While the Internet is abound with a number of possible theories on the origin of the virus—genetically modified mosquitoes, for one—the World Health Organization (WHO) has been careful to not explicitly link Zika to microcephaly.

"Although a causal link between Zika infection in pregnancy and microcephaly has not, and I must emphasize, has not been established, the circumstantial evidence is suggestive and extremely worrisome," WHO General Director Margaret Chan announced last month.

Zika-related microcephaly can be difficult to confirm. The Washington Post reported last month that after experts scrutinized 732 of the cases out 4,180 cases of Zika-related microcephaly, they found more than half either weren’t microcephaly or weren't even related to Zika at all. In fact, according to the ministry bulletin, just 270 were confirmed as microcephaly that appears to be linked to Zika or other infectious diseases.

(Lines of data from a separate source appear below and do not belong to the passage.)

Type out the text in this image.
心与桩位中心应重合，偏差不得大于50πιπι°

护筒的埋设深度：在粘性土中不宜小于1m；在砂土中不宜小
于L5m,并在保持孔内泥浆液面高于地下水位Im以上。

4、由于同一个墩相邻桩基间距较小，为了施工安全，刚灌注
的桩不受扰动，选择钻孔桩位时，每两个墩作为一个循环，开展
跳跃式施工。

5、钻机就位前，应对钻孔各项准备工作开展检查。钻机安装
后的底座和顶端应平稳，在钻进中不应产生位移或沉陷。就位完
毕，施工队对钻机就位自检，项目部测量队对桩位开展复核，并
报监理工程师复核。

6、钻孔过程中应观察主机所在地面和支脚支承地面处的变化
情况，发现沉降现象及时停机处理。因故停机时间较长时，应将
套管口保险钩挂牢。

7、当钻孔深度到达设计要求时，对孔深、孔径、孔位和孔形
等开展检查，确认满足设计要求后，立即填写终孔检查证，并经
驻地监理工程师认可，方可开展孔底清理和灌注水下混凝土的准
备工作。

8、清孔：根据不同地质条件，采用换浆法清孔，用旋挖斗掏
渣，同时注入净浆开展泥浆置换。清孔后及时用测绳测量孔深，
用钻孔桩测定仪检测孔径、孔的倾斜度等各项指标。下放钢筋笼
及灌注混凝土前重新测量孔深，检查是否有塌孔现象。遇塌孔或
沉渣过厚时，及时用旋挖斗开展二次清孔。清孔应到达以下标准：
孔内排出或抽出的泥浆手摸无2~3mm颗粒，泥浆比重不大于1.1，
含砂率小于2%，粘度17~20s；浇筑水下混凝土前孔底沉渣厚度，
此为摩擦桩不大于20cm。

However, as PBS's Frontline reported last week, Pernambuco researchers have identified clear evidence of the microcephaly-Zika link. According to the report, "researchers here tested the spinal fluid of 12 babies with microcephaly, all of whom were born to mothers who reported having symptoms of Zika early in their pregnancies. In all 12 cases, the researchers found evidence of Zika."

Secretary of Vigilance and Health Luciana Albuquerque said in a press conference at the Pernambuco Health Department that “this is not a scientific study,” noting that the results do not indicate a definitive causal link but added, “it’s a very important suggestion of the link.”

The WHO officially declared Zika a global health emergency and officials are carefully monitoring the spread. Researchers are also currently racing to develop a vaccine.